Perder alguém que amamos é uma das experiências mais avassaladoras da existência humana. Embora o luto seja universal, ele se manifesta de formas muito singulares, e ainda hoje é cercado por silêncio, pressa e incompreensão. Em O Cérebro de Luto, a neurocientista Mary-Frances O’Connor nos convida a olhar para a dor da perda por outra perspectiva: a do cérebro. Ao longo da obra, ela mostra como a neurociência pode ajudar a compreender por que sofremos tanto, por que é tão difícil “seguir em frente” e por que a ausência de quem amamos continua viva dentro de nós.
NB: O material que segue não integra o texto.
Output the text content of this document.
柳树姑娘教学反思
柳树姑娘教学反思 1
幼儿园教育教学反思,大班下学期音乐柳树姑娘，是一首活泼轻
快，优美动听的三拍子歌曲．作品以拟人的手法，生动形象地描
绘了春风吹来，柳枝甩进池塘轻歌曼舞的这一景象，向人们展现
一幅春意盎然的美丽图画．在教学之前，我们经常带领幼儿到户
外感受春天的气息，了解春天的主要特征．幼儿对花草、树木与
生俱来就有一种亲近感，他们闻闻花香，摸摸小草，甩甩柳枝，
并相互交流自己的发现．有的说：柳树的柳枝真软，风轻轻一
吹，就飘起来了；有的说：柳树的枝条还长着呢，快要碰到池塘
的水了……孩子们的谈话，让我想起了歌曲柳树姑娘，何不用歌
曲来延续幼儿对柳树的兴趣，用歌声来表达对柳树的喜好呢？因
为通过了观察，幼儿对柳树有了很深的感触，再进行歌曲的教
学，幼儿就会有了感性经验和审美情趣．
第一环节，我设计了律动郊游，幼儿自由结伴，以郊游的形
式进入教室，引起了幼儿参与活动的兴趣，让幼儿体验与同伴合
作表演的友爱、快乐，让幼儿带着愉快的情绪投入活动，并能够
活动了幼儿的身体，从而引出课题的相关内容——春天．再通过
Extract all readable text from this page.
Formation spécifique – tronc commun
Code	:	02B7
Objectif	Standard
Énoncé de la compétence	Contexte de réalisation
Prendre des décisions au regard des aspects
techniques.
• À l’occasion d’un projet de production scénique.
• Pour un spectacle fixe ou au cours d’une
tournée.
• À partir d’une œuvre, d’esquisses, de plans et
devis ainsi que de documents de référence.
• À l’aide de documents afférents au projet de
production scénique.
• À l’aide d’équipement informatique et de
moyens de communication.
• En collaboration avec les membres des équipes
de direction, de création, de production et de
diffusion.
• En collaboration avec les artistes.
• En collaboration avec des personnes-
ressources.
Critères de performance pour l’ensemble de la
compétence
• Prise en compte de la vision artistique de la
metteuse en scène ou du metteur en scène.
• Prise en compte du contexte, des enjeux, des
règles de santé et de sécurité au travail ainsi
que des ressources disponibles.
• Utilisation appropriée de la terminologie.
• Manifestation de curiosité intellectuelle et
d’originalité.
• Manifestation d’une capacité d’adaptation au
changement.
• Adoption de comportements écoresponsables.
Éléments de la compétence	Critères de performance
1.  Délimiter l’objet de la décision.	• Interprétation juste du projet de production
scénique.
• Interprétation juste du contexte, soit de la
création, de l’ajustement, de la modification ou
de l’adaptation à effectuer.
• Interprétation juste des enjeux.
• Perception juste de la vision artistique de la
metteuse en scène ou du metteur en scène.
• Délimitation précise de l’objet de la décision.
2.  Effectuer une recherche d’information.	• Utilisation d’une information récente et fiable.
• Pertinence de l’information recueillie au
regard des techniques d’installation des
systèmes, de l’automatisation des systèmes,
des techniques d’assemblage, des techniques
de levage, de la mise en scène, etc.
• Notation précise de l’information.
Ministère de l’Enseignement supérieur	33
Neste artigo, proponho um olhar sensível e científico sobre o luto, inspirado na leitura da obra de O’Connor. Meu objetivo é explorar como o cérebro responde à perda, por que o luto é uma forma de adaptação e como esse entendimento pode me ajudar e talvez ajudar outros a acolher melhor essa dor que transforma tudo o que conhecíamos sobre presença, tempo e amor.


O que acontece no cérebro durante o luto?


O luto não é apenas uma experiência emocional ele é também um processo profundamente cerebral. Quando perdemos alguém com quem temos um vínculo afetivo, o cérebro entra em uma espécie de colapso funcional. A neurocientista Mary-Frances O’Connor explica que os circuitos neurais responsáveis pelos laços sociais continuam ativos mesmo após a morte da pessoa amada. Isso significa que, neurologicamente, o cérebro ainda espera o retorno da presença que se foi. Essa expectativa por mais irracional que pareça é uma reação biológica natural.


Um dos sistemas mais afetados é o de recompensa. O mesmo circuito que nos dá prazer ao estarmos com quem amamos também sofre intensamente com a ausência. As áreas relacionadas ao apego, como o córtex pré-frontal ventromedial e o núcleo accumbens, entram em atividade mesmo diante da impossibilidade da presença real. O resultado disso é um conflito interno entre o saber racional de que a pessoa morreu e o impulso inconsciente de esperá-la novamente.


Posso dizer isso não apenas como alguém que leu e estudou o tema, mas como quem viveu essa dor. Quando minha filha morreu, a ausência dela não durou semanas nem meses foi uma ausência viva por mais de 25 anos. Muitas vezes, eu a via sentada dentro do berço, sentia seu cheiro, chamava por ela, como se em algum momento ela fosse responder. Eu sabia que ela havia partido, mas meu corpo, meu afeto e meu cérebro ainda não haviam compreendido. Isso que a ciência descreve como um "descompasso entre a realidade externa e a interna" foi exatamente o que vivi, mesmo sem nomeá-lo assim na época.


O’Connor ainda destaca o papel da rede de modo padrão uma rede cerebral envolvida em pensamentos espontâneos, memórias e projeções. Essa rede se torna especialmente ativa no luto, contribuindo para as lembranças constantes, os devaneios e até a sensação de que a pessoa falecida ainda está por perto.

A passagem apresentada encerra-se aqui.